So, Amazon cloud services (AWS) is the first to fail – and much attributed to human error during an upgrade. From an architectural perspective, what have those who rely on Amazon services learned?
Since it is going to take time for our cloud service providers to mature to what we might call an acceptable, robust industry operations level, what have we learned from our architectural perspective to make what is available today to work better for us?
- Know what is a Could Service and What is Not. I will suggest that 75% of what, today, is being sold as a “cloud” service is simply a hosted infrastructure for some product. Period. I contend the tenants of cloud are (1) Redundancy, (2) Elasticity, and (3) a simple Pay-As-You-Go (PAYG) financial model. Those who tout themselves as cloud service providers, but are not, are setting themselves up for a greater fall than the AWS situation.
- State[less] Management Rules. Architecting solutions that are as stateless as possible means that you have no focal point in which your logic depends. State is the new single point of failure as found when maintained in data repositories that a not redundant in real-time.
Excuse the short tangent – but – I think the future place to store state will ultimately be in the client – like client devices such as phones, pads, etc.
- Elasticity is Tricky. Real Tricky. My exposure to cloud solutions has pointed out that automated elasticity is a rarity. Most that I have seen is done by manual anticipation of spike activity. Netflix uses their “N+1” Redundancy model to protect themselves. Others manually configure their fabric according to anticipated activity. Continued manual experimentation will be necessary before automated means can be designed. Once better understood, automated elasticity will take a generous amount of experimental iterations as, initially, automation simply allows us to break things much faster.

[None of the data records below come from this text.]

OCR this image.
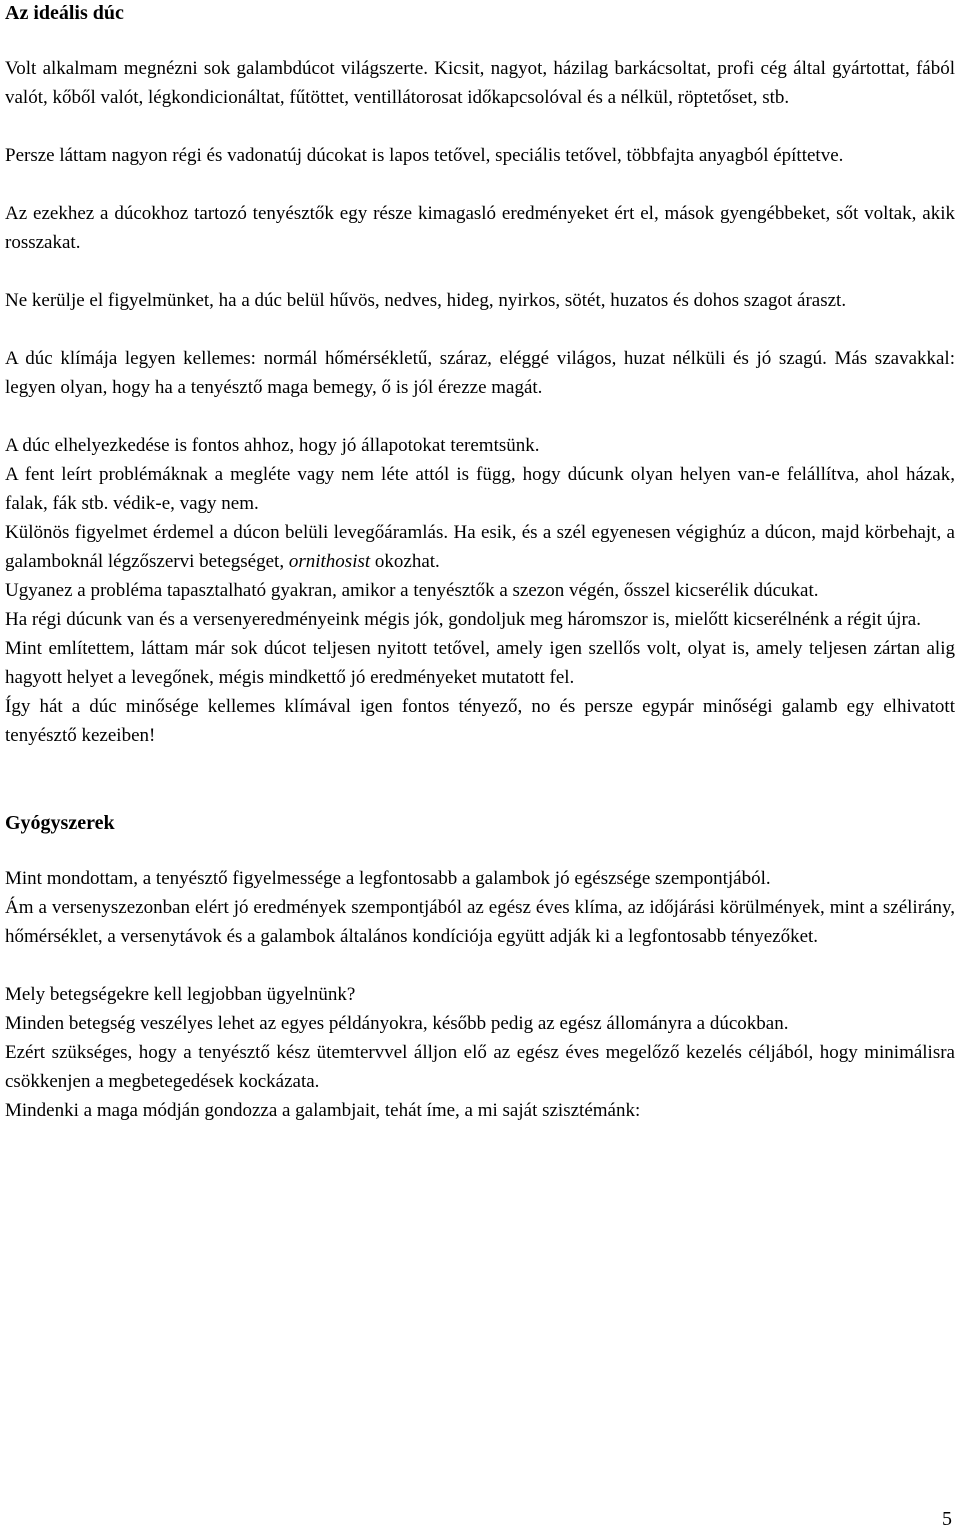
Az ideális dúc

Volt alkalmam megnézni sok galambdúcot világszerte. Kicsit, nagyot, házilag barkácsoltat, profi cég által gyártottat, fából valót, kőből valót, légkondicionáltat, fűtöttet, ventillátorosat időkapcsolóval és a nélkül, röptetőset, stb.

Persze láttam nagyon régi és vadonatúj dúcokat is lapos tetővel, speciális tetővel, többfajta anyagból építtetve.

Az ezekhez a dúcokhoz tartozó tenyésztők egy része kimagasló eredményeket ért el, mások gyengébbeket, sőt voltak, akik rosszakat.

Ne kerülje el figyelmünket, ha a dúc belül hűvös, nedves, hideg, nyirkos, sötét, huzatos és dohos szagot áraszt.

A dúc klímája legyen kellemes: normál hőmérsékletű, száraz, eléggé világos, huzat nélküli és jó szagú. Más szavakkal: legyen olyan, hogy ha a tenyésztő maga bemegy, ő is jól érezze magát.

A dúc elhelyezkedése is fontos ahhoz, hogy jó állapotokat teremtsünk.

A fent leírt problémáknak a megléte vagy nem léte attól is függ, hogy dúcunk olyan helyen van-e felállítva, ahol házak, falak, fák stb. védik-e, vagy nem.

Különös figyelmet érdemel a dúcon belüli levegőáramlás. Ha esik, és a szél egyenesen végighúz a dúcon, majd körbehajt, a galamboknál légzőszervi betegséget, ornithosist okozhat.

Ugyanez a probléma tapasztalható gyakran, amikor a tenyésztők a szezon végén, ősszel kicserélik dúcukat.

Ha régi dúcunk van és a versenyeredményeink mégis jók, gondoljuk meg háromszor is, mielőtt kicserélnénk a régit újra.

Mint említettem, láttam már sok dúcot teljesen nyitott tetővel, amely igen szellős volt, olyat is, amely teljesen zártan alig hagyott helyet a levegőnek, mégis mindkettő jó eredményeket mutatott fel.

Így hát a dúc minősége kellemes klímával igen fontos tényező, no és persze egypár minőségi galamb egy elhivatott tenyésztő kezeiben!

Gyógyszerek

Mint mondottam, a tenyésztő figyelmessége a legfontosabb a galambok jó egészsége szempontjából.

Ám a versenyszezonban elért jó eredmények szempontjából az egész éves klíma, az időjárási körülmények, mint a szélirány, hőmérséklet, a versenytávok és a galambok általános kondíciója együtt adják ki a legfontosabb tényezőket.

Mely betegségekre kell legjobban ügyelnünk?

Minden betegség veszélyes lehet az egyes példányokra, később pedig az egész állományra a dúcokban.

Ezért szükséges, hogy a tenyésztő kész ütemtervvel álljon elő az egész éves megelőző kezelés céljából, hogy minimálisra csökkenjen a megbetegedések kockázata.

Mindenki a maga módján gondozza a galambjait, tehát íme, a mi saját szisztémánk:

5
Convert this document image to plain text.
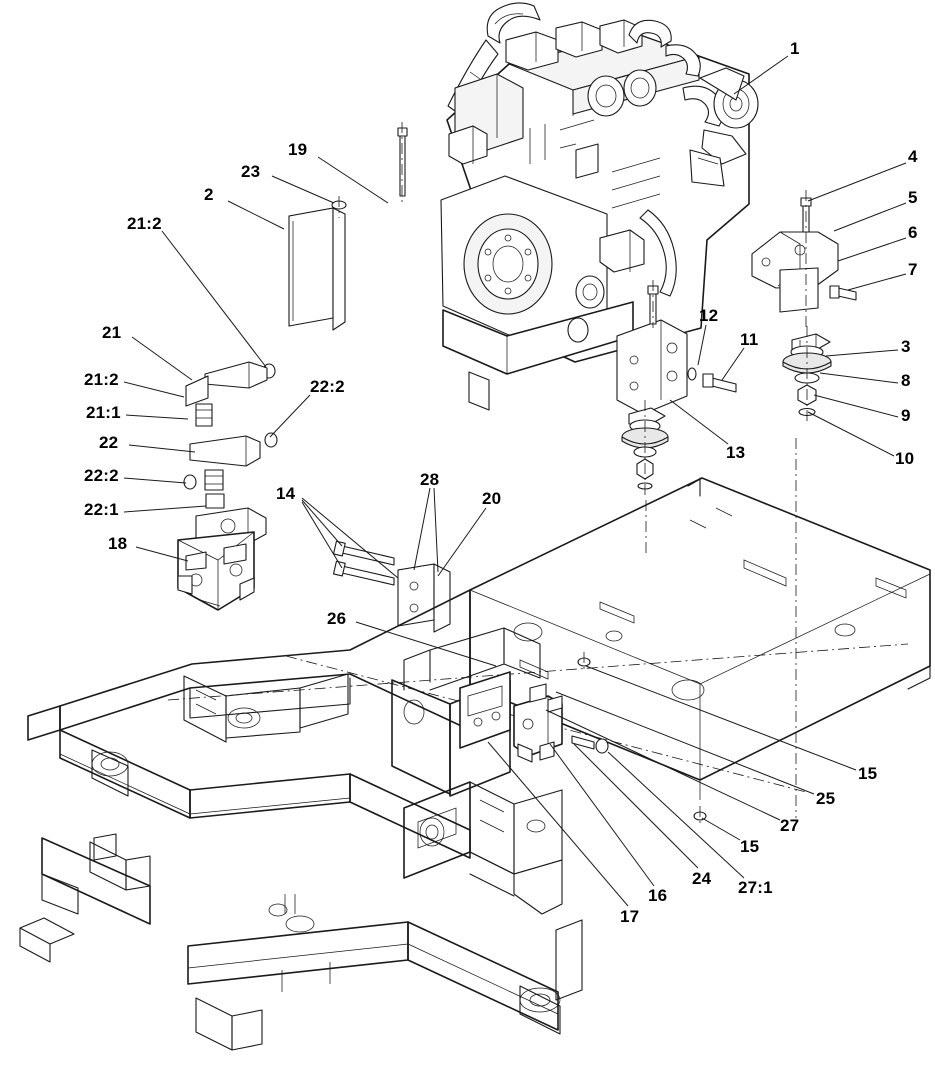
1
19
23
2
4
5
6
7
21:2
21
21:2
21:1
22
22:2
22:1
18
22:2
12
11	3
8
9
10
13
14
28
20
26
15
25
27
15
24 27:1
16
17
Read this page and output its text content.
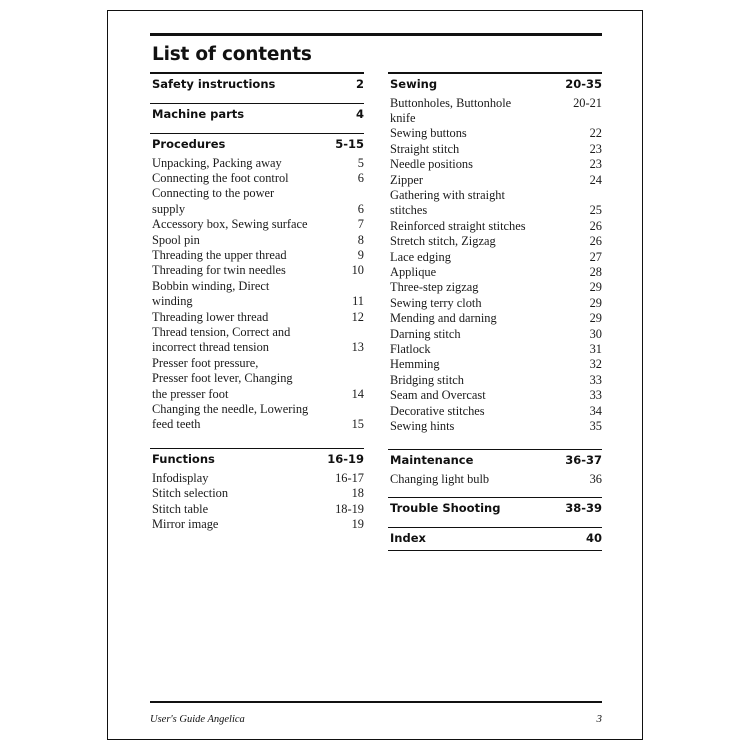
List of contents
Safety instructions	2
Machine parts	4
Procedures	5-15
Unpacking, Packing away	5
Connecting the foot control	6
Connecting to the power
supply	6
Accessory box, Sewing surface	7
Spool pin	8
Threading the upper thread	9
Threading for twin needles	10
Bobbin winding, Direct
winding	11
Threading lower thread	12
Thread tension, Correct and
incorrect thread tension	13
Presser foot pressure,
Presser foot lever, Changing
the presser foot	14
Changing the needle, Lowering
feed teeth	15
Functions	16-19
Infodisplay	16-17
Stitch selection	18
Stitch table	18-19
Mirror image	19
Sewing	20-35
Buttonholes, Buttonhole	20-21
knife
Sewing buttons	22
Straight stitch	23
Needle positions	23
Zipper	24
Gathering with straight
stitches	25
Reinforced straight stitches	26
Stretch stitch, Zigzag	26
Lace edging	27
Applique	28
Three-step zigzag	29
Sewing terry cloth	29
Mending and darning	29
Darning stitch	30
Flatlock	31
Hemming	32
Bridging stitch	33
Seam and Overcast	33
Decorative stitches	34
Sewing hints	35
Maintenance	36-37
Changing light bulb	36
Trouble Shooting	38-39
Index	40
User's Guide Angelica	3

- React to Poor Health Before Failure. Many are identifying that to work in the cloud, you must: Fail early. Fail often. Deal with it. If we monitor health prior to failure, we can make necessary modifications to our service operations to mitigate failure. This involves trend analysis algorithms to react in real-time to trend changes as they begin, not after they fail.
- Real Cloud Storage is in it’s Infancy. Using models that mimic your antiquated relational practices in the cloud may be the cause of your demise. Many new cloud storage deviations from the norm are surfacing that warrant learning a new way over making the cloud work like your existing internal systems. If you get burned by using your traditional storage mechanisms in a cloud service, then you are the responsible party when it fails.
- Cloud Solutions Need Operational Automation. Those AWS customers who faired well in the burst and those who failed poorly have one thing in common. Their success or failure is attributed to how they manually reacted from an operations perspective. This is key, as all have stated future success will require more automation from the operations perspective. This simply means that we cannot rely on the cloud service provider’s operational architecture to take care of our interests. Rather, we must create our own frameworks around theirs to promote greater operational excellence to survive their inadequacies.
- Learn and Grow from this Experience. Now is not the time to bail on cloud computing, rather, it is the time to recognize it is becoming a more mature. The lesson here, however, is to make your cloud entry strategy one of moderation. Do not throw all your service eggs into one cloud basket as there are more maturity lessons to be learned. Better to learn them with less mission critical solutions so that when the time comes, both the cloud service providers and your expertise will have evolved to create a solid architecture around those mission critical candidate cloud solution opportunities.